Marvin & Johnny…and Carl and Jesse and Emory…
19th September 2016
Title: Cherry Pie: the Original Modern Recordings
A strange one because, although Marvin was most definitely Marvin Phillips, there would be a host of people who would fulfil the ‘Johnny’ role. That meant that Jesse Belvin, Carl Green and many more were all, in fact, ‘Johnny’. Probably Emory Perry was the principle ‘Johnny’ of the list. The ‘pair’ of singers were never major players in the jump blues/R&B circuit but they always remained an important fixture. In fact, you could also call them pioneers, to some extent because they were forefathers to the later doo wop genre with their successful harmonies. The outfit appeared on Specialty and Modern with a couple of Top 10 hits to their name: Baby Doll (1953) and Tick Tock/Cherry Pie (1954) with later recordings appearing on Aladdin and other smaller labels in LA.
This CD draws its tracks from the Modern Records archives.

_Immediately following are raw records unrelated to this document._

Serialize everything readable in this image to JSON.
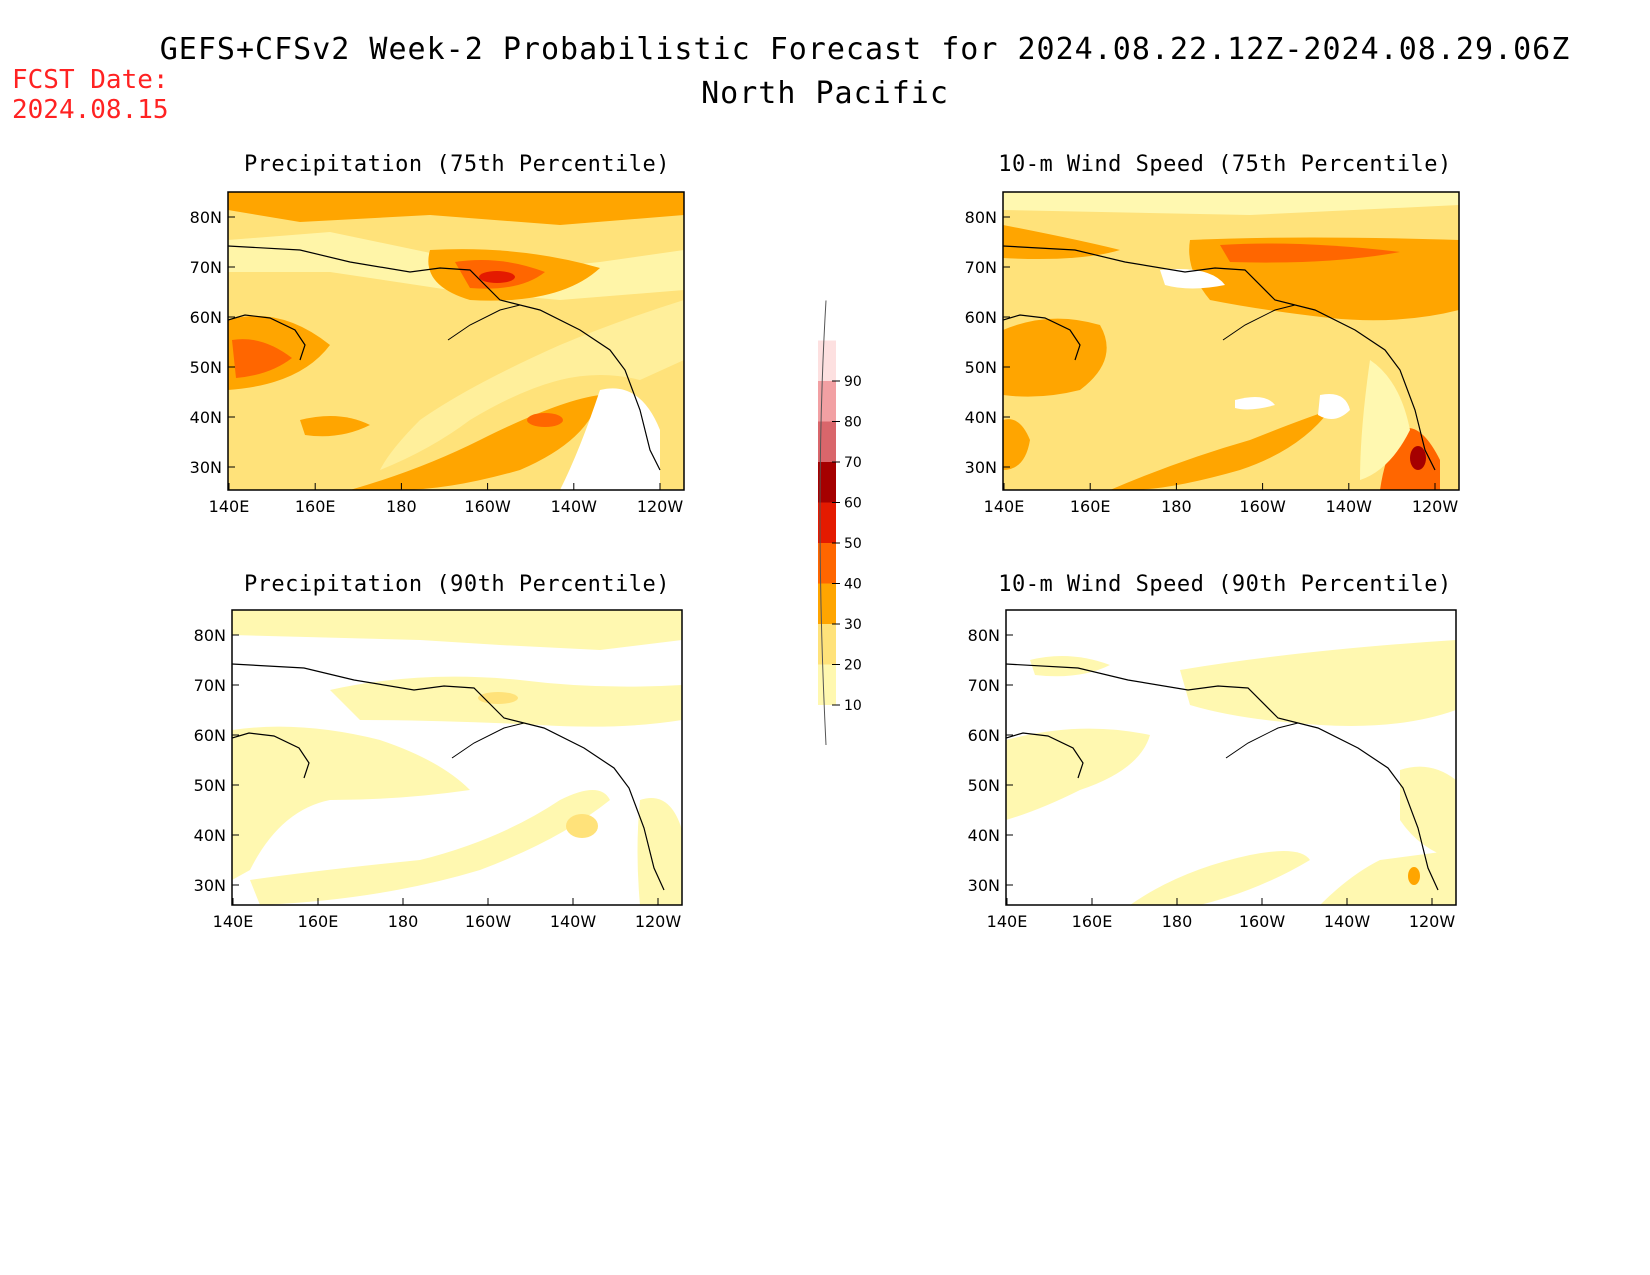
{
  "header": {
    "title": "GEFS+CFSv2 Week-2 Probabilistic Forecast for 2024.08.22.12Z-2024.08.29.06Z",
    "subtitle": "North Pacific",
    "fcst_label": "FCST Date:",
    "fcst_date": "2024.08.15"
  },
  "panels": [
    {
      "title": "Precipitation (75th Percentile)"
    },
    {
      "title": "10-m Wind Speed (75th Percentile)"
    },
    {
      "title": "Precipitation (90th Percentile)"
    },
    {
      "title": "10-m Wind Speed (90th Percentile)"
    }
  ],
  "axes": {
    "lon_labels": [
      "140E",
      "160E",
      "180",
      "160W",
      "140W",
      "120W"
    ],
    "lat_labels": [
      "80N",
      "70N",
      "60N",
      "50N",
      "40N",
      "30N"
    ]
  },
  "colorbar": {
    "levels": [
      "10",
      "20",
      "30",
      "40",
      "50",
      "60",
      "70",
      "80",
      "90"
    ],
    "colors": [
      "#fff8b0",
      "#ffe27a",
      "#ffa500",
      "#ff6600",
      "#e41a00",
      "#a50000",
      "#d9666b",
      "#f2a0a3",
      "#fde0e0"
    ]
  }
}
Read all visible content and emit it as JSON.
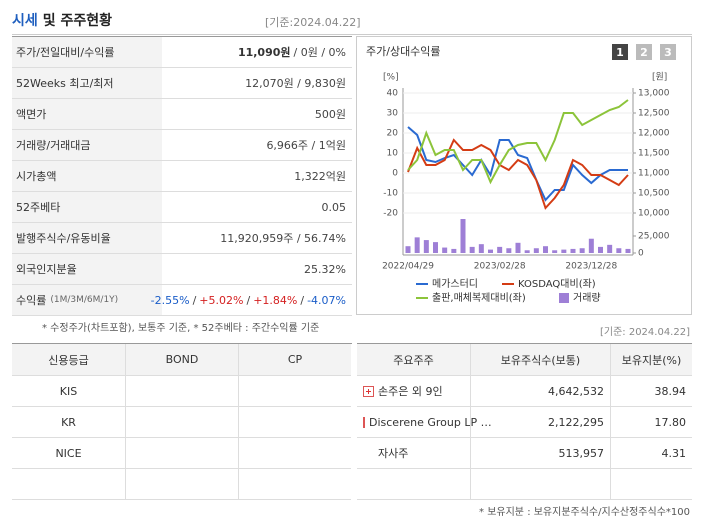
{
  "header": {
    "title": "시세",
    "title_rest": "및 주주현황",
    "date": "[기준:2024.04.22]"
  },
  "quote_table": {
    "rows": [
      {
        "label": "주가/전일대비/수익률",
        "value_bold": "11,090원",
        "value": "/ 0원 / 0%"
      },
      {
        "label": "52Weeks 최고/최저",
        "value": "12,070원 / 9,830원"
      },
      {
        "label": "액면가",
        "value": "500원"
      },
      {
        "label": "거래량/거래대금",
        "value": "6,966주 / 1억원"
      },
      {
        "label": "시가총액",
        "value": "1,322억원"
      },
      {
        "label": "52주베타",
        "value": "0.05"
      },
      {
        "label": "발행주식수/유동비율",
        "value": "11,920,959주 / 56.74%"
      },
      {
        "label": "외국인지분율",
        "value": "25.32%"
      },
      {
        "label": "수익률",
        "label_sub": "(1M/3M/6M/1Y)",
        "separator": "/",
        "returns": [
          {
            "text": "-2.55%",
            "color": "#1a5dc8"
          },
          {
            "text": "+5.02%",
            "color": "#d42020"
          },
          {
            "text": "+1.84%",
            "color": "#d42020"
          },
          {
            "text": "-4.07%",
            "color": "#1a5dc8"
          }
        ]
      }
    ],
    "note": "* 수정주가(차트포함), 보통주 기준, * 52주베타 : 주간수익률 기준"
  },
  "chart_data": {
    "type": "line",
    "title": "주가/상대수익률",
    "buttons": [
      "1",
      "2",
      "3"
    ],
    "y_label": "[%]",
    "y2_label": "[원]",
    "categories": [
      "2022/04/29",
      null,
      null,
      null,
      null,
      null,
      null,
      null,
      null,
      null,
      "2023/02/28",
      null,
      null,
      null,
      null,
      null,
      null,
      null,
      null,
      null,
      "2023/12/28",
      null,
      null,
      null,
      null
    ],
    "ylim": [
      -20,
      40
    ],
    "yticks": [
      -20,
      -10,
      0,
      10,
      20,
      30,
      40
    ],
    "y2lim": [
      10000,
      13000
    ],
    "y2ticks": [
      {
        "value": 10000,
        "label": "10,000"
      },
      {
        "value": 10500,
        "label": "10,500"
      },
      {
        "value": 11000,
        "label": "11,000"
      },
      {
        "value": 11500,
        "label": "11,500"
      },
      {
        "value": 12000,
        "label": "12,000"
      },
      {
        "value": 12500,
        "label": "12,500"
      },
      {
        "value": 13000,
        "label": "13,000"
      }
    ],
    "y3lim": [
      0,
      25000
    ],
    "y3ticks": [
      0,
      {
        "value": 25000,
        "label": "25,000"
      }
    ],
    "grid": true,
    "series": [
      {
        "name": "메가스터디",
        "color": "#2a6ad1",
        "axis": "y2",
        "values": [
          12150,
          11950,
          11325,
          11275,
          11375,
          11450,
          11200,
          10950,
          11325,
          10950,
          11825,
          11825,
          11450,
          11375,
          10825,
          10325,
          10575,
          10575,
          11200,
          10950,
          10750,
          10950,
          11075,
          11075,
          11075
        ]
      },
      {
        "name": "KOSDAQ대비(좌)",
        "color": "#d43c14",
        "values": [
          0.5,
          12.5,
          4,
          4,
          6.5,
          16.5,
          11.5,
          11.5,
          14,
          11.5,
          4,
          1.5,
          6.5,
          4,
          -3.5,
          -17.5,
          -12.5,
          -6,
          6.5,
          4,
          -1,
          -1,
          -3.5,
          -6,
          -1
        ]
      },
      {
        "name": "출판,매체복제대비(좌)",
        "color": "#8cc43a",
        "values": [
          1.5,
          6.5,
          20,
          9,
          11.5,
          11.5,
          1.5,
          6.5,
          6.5,
          -4.5,
          4,
          11.5,
          14,
          15,
          15,
          6.5,
          16.5,
          30,
          30,
          24,
          26.5,
          29,
          31.5,
          33,
          36.5
        ]
      },
      {
        "name": "거래량",
        "color": "#9e7fd6",
        "type": "bar",
        "axis": "y3",
        "values": [
          10000,
          23000,
          19000,
          16000,
          8000,
          6000,
          50000,
          9000,
          13000,
          5000,
          9000,
          7000,
          15000,
          4000,
          7000,
          10000,
          4000,
          5000,
          6000,
          7000,
          21000,
          9000,
          12000,
          7000,
          6000
        ]
      }
    ]
  },
  "chart_date": "[기준: 2024.04.22]",
  "rating_table": {
    "columns": [
      "신용등급",
      "BOND",
      "CP"
    ],
    "rows": [
      "KIS",
      "KR",
      "NICE"
    ]
  },
  "holder_table": {
    "columns": [
      "주요주주",
      "보유주식수(보통)",
      "보유지분(%)"
    ],
    "rows": [
      {
        "name": "손주은 외 9인",
        "shares": "4,642,532",
        "pct": "38.94",
        "expandable": true
      },
      {
        "name": "Discerene Group LP …",
        "shares": "2,122,295",
        "pct": "17.80",
        "expandable": true
      },
      {
        "name": "자사주",
        "shares": "513,957",
        "pct": "4.31",
        "expandable": false
      }
    ],
    "note": "* 보유지분 : 보유지분주식수/지수산정주식수*100"
  }
}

Included on this CD are a couple of numbers never released as singles – Vip Vop and Sweet Potato – as well as songs Phillips recorded in 1956 as Long Tall Marvin.
Sonically, I was impressed. The first two tracks emanate from 1954. Both the title track and Tick Tock offer next to no compression which allowed me to up my pre-amp a full five notches to give the guys more room to manoeuvre. I guess that the original sources are acetates as opposed to original master tapes because, when the sax solo hits half way through Tick Tock, there’s an obvious straining in terms of dynamics. That is, the sax wants to soar, in sonic terms, but it sounds like it is hitting an unnatural ceiling.
Because of the vocal performance I don’t think that reason is down to compression, I think it’s more down to a basic and probably rather hurried acetate cut. The resultant music is excellent but not top notch. The sound quality remains excellent even within older cuts from four years previous.
The 1950 cuts such as Forever, may veil the midrange a touch but there is no intrusive compression to worry about. Sometimes, that veiling, in itself, can become rather a problem. The 1954 song, Sugar, sounds slightly claustrophobic because the midrange dynamics are being squeezed, not because of compression but because the dynamic headroom is so low. That said, in broad terms, the sonic performance of this CD is striking and would fit in pretty well with a top quality hi-fi chain.